Последний этап авторской работы над текстом – редакция, закрепленная в издании «Комедии, драмы и трагедии А. Писемского», части I и II, М., 1874.
В 1855 году после долгих хлопот было получено цензурное разрешение на постановку «Ипохондрика», и пьеса была впервые сыграна в Петербурге 21 сентября 1855 года и прошла шесть раз.

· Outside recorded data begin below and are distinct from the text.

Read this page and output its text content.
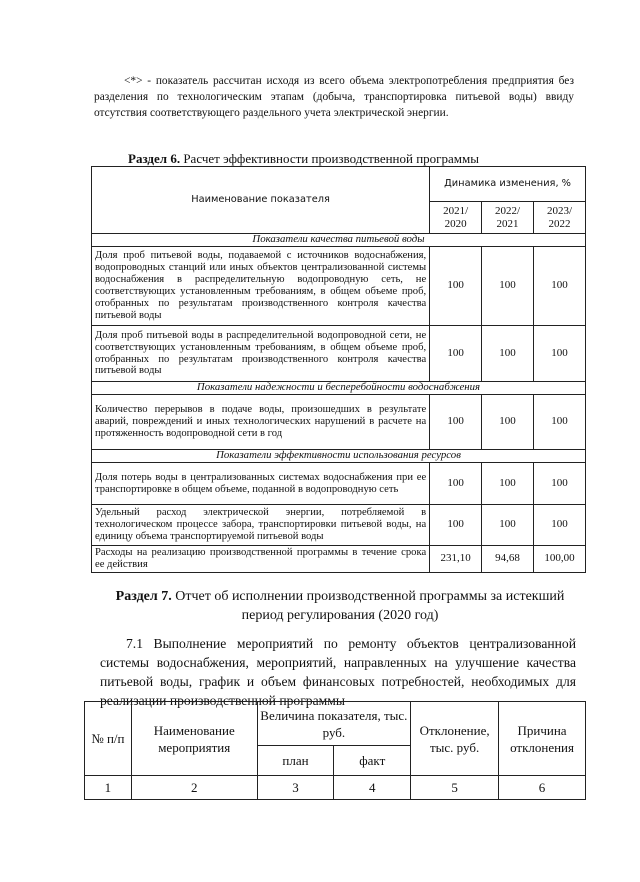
<*> - показатель рассчитан исходя из всего объема электропотребления предприятия без разделения по технологическим этапам (добыча, транспортировка питьевой воды) ввиду отсутствия соответствующего раздельного учета электрической энергии.
Раздел 6. Расчет эффективности производственной программы
Наименование показателя	Динамика изменения, %		
	2021/ 2020	2022/ 2021	2023/ 2022
Показатели качества питьевой воды			
Доля проб питьевой воды, подаваемой с источников водоснабжения, водопроводных станций или иных объектов централизованной системы водоснабжения в распределительную водопроводную сеть, не соответствующих установленным требованиям, в общем объеме проб, отобранных по результатам производственного контроля качества питьевой воды	100	100	100
Доля проб питьевой воды в распределительной водопроводной сети, не соответствующих установленным требованиям, в общем объеме проб, отобранных по результатам производственного контроля качества питьевой воды	100	100	100
Показатели надежности и бесперебойности водоснабжения			
Количество перерывов в подаче воды, произошедших в результате аварий, повреждений и иных технологических нарушений в расчете на протяженность водопроводной сети в год	100	100	100
Показатели эффективности использования ресурсов			
Доля потерь воды в централизованных системах водоснабжения при ее транспортировке в общем объеме, поданной в водопроводную сеть	100	100	100
Удельный расход электрической энергии, потребляемой в технологическом процессе забора, транспортировки питьевой воды, на единицу объема транспортируемой питьевой воды	100	100	100
Расходы на реализацию производственной программы в течение срока ее действия	231,10	94,68	100,00
Раздел 7. Отчет об исполнении производственной программы за истекший период регулирования (2020 год)
7.1 Выполнение мероприятий по ремонту объектов централизованной системы водоснабжения, мероприятий, направленных на улучшение качества питьевой воды, график и объем финансовых потребностей, необходимых для реализации производственной программы
№ п/п	Наименование мероприятия	Величина показателя, тыс. руб.		Отклонение, тыс. руб.	Причина отклонения
		план	факт		
1	2	3	4	5	6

Рецензент «Библиотеки для чтения» писал: «С удовольствием обращаемся к прекрасной комедии г. Писемского», «…характеры действующих лиц взяты с натуры и очерчены автором превосходно; язык каждого лица верен характеру, в пьесе очень много сцен истинно комических – вот неотъемлемые достоинства пьесы Писемского, комедии очень умной». Однако, по мнению критика, герой – лицо «до крайности скучное» и пьеса растянута. «Г. Мартынов в неблагодарнейшей и трудной роли Н. Дурнопечина был безукоризненно хорош» («Библиотека для чтения», 1855, т. 133, октябрь. Смесь, с. 151—152). «Современник» отметил успех спектакля, на довольно резко упрекнул комедию за то, что в ней «нет и намека на мысль, перед вами развивается ряд живых сцен, мимо которых вы проходите в действительности и без сочувствия, и без негодования». (См. Н. А. Некрасов. Полн. собр. соч. и писем, т. 9. М., 1950, с. 572. Авторство приписано Некрасову предположительно.)
Писемский об исполнении своей пьесы отозвался сдержанно: «…выполнена она прилично, но и только». В этом же письме, отметив, что в массе публики она не имела успеха, автор проанализировал причины этого (Письма, с. 87).
В Малом театре комедия была поставлена в 1857 году в период расцвета его замечательной труппы. Рецензент петербургской газеты «Театральный и музыкальный вестник» писал об этом спектакле в отделе «Московский вестник»: «…но надо быть в Москве и видеть, что делают из этой сухой и отчасти скучной пьесы здешние артисты, ее исполняющие, чтобы оценить, как много значит игра артистов во всяком подобном произведении… Взгляните на г. Шуйского в Прохоре Дурнопечине, на г. Садовского в Николае Дурнопечине, на г. Васильева в Ваничке, на г-жу Рыкалову в Соломониде Платоновне, взгляните на всех артистов в четырехактном „Ипохондрике“ и скажите, что может быть художественнее его исполнения» («Театральный и музыкальный вестник», 1857, 17/XI, с. 622).